El rey Brago se sentaba a la cabeza de la mesa, ante un plato limpio y cubiertos relucientes, susurrando en silencio y pacientemente con dos fantasmas custodi que flotaban en las sillas a la izquierda del soberano. Las voces de los muertos a menudo se apagaban con la edad; desde la posición de Adriana en el fondo de la sala, el tintineo de su propia armadura era el único sonido que se oía en todo el comedor. Los tres espíritus debatían asuntos eclesiásticos y, por alguna costumbre degradada, preferían hacerlo delante de platos y cubiertos impecables. Mientras gesticulaban al conversar, rozaban con las manos el despliegue de copas vacías y completamente secas.

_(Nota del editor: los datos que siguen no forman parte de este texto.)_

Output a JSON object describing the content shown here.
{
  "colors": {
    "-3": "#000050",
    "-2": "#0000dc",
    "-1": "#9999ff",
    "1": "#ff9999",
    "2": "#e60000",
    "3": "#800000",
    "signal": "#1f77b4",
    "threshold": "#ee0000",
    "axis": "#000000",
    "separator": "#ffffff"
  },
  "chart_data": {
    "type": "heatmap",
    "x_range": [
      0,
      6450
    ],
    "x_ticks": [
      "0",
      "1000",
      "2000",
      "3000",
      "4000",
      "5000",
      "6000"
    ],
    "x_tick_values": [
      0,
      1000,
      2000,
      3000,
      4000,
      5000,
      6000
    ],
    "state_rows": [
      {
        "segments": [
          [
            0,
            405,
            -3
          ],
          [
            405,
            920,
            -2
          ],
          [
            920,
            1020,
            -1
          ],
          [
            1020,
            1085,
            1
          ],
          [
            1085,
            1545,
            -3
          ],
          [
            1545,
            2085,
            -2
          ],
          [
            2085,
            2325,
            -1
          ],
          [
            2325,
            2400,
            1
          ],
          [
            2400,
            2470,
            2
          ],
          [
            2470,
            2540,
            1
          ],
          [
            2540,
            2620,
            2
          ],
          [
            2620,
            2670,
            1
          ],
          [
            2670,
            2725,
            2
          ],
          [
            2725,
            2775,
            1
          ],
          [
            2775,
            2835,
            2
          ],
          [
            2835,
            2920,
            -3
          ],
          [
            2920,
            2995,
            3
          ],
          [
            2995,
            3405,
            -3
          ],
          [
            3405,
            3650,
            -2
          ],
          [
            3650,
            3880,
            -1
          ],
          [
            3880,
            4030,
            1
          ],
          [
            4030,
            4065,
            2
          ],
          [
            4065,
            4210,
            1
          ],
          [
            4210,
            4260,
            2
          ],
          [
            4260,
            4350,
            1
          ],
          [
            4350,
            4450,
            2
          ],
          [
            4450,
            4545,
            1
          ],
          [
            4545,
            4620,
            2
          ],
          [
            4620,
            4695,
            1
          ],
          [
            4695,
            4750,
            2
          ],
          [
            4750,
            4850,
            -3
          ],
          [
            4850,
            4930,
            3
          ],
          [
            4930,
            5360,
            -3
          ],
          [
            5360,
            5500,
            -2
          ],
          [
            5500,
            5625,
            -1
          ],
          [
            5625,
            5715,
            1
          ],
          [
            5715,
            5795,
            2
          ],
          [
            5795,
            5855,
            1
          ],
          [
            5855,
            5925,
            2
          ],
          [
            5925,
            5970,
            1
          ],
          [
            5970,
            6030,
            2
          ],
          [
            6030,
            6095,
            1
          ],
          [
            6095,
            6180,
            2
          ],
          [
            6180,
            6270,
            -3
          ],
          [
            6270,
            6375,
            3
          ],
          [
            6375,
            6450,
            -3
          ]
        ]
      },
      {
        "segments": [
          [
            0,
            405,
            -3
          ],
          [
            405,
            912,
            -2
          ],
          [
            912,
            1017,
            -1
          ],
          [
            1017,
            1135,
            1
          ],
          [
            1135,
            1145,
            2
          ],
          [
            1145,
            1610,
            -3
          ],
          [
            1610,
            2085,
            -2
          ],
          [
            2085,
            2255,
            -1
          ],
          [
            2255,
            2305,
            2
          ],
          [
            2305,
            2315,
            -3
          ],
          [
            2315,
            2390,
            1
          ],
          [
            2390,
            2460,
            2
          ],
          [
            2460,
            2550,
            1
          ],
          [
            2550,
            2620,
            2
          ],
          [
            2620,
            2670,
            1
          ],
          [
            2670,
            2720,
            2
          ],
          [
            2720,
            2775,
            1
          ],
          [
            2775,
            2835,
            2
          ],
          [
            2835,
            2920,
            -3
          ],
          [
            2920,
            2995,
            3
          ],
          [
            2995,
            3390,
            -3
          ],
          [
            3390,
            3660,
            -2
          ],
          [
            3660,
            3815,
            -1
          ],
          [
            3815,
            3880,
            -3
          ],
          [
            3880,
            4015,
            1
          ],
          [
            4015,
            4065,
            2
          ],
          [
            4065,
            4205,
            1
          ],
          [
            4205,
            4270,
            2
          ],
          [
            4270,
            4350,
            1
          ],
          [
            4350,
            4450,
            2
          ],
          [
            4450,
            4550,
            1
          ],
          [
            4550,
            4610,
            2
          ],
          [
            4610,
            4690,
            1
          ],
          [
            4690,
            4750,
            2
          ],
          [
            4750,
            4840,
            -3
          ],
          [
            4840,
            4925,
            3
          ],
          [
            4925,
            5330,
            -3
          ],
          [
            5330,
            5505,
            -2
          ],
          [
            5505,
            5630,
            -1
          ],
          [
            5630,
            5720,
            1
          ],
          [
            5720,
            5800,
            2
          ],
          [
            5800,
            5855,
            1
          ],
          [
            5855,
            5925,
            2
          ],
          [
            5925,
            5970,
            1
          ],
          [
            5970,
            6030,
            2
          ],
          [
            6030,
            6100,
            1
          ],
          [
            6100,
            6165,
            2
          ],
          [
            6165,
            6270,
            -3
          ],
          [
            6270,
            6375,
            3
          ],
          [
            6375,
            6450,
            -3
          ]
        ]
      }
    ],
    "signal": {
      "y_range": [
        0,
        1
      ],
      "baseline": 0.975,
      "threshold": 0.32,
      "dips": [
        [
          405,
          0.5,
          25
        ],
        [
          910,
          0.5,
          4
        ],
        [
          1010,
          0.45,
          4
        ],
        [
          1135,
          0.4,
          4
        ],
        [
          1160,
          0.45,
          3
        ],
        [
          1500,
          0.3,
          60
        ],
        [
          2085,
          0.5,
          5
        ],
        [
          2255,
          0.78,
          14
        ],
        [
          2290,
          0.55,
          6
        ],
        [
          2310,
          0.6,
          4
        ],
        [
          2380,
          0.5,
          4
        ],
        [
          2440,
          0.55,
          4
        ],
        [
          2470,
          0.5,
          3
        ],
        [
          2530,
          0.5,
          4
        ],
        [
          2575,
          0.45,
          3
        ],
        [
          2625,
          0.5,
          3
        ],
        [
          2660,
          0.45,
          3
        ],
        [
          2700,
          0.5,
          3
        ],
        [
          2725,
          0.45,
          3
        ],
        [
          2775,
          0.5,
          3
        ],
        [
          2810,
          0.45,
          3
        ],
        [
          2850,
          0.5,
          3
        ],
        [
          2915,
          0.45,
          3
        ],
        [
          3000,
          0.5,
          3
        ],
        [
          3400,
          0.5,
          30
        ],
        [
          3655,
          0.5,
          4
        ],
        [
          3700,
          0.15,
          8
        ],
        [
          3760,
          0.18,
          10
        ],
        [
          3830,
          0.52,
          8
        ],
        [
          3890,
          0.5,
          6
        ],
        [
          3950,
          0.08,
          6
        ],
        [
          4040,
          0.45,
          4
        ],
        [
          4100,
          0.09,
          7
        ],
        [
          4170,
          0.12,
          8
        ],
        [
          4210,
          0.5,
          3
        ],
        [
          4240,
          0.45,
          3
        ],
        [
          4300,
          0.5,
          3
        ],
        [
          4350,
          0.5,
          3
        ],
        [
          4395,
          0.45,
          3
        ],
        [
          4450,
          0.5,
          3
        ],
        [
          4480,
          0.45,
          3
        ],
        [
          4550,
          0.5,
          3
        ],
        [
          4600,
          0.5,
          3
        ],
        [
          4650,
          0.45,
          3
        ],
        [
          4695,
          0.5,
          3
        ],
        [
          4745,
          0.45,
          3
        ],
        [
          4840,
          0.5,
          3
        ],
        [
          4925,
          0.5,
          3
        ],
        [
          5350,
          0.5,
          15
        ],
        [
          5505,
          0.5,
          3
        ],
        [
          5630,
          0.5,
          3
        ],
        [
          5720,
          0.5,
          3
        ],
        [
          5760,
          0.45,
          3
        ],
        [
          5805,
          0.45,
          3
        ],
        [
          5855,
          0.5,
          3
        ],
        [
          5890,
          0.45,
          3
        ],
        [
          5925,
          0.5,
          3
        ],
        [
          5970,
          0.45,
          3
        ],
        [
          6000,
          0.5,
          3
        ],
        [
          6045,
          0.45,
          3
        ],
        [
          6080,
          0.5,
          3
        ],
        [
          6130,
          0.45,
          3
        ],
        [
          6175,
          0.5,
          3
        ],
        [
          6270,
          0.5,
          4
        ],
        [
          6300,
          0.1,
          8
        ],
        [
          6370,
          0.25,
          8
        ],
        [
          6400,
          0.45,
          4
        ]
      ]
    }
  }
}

Adriana había servido al rey durante muchos años. Sabía que, incluso en la muerte, conservaba una especie de memoria muscular que imitaba los gestos de los vivos. Los fantasmas no tenían nada de especial, pero nadie elegía convertirse en uno. Cuando Brago conservó el trono incluso tras morir, Adriana tuvo una reflexión perturbadora: si su señor jamás pereciera, estaría destinada a servirle durante el resto de su vida. Los capitanes del pasado habían formado estrechos vínculos con numerosas generaciones de la realeza, pero ella estaba condenada a servir a un único monarca. El trono de Paliano estaba monopolizado. La sucesión se había interrumpido tiempo atrás.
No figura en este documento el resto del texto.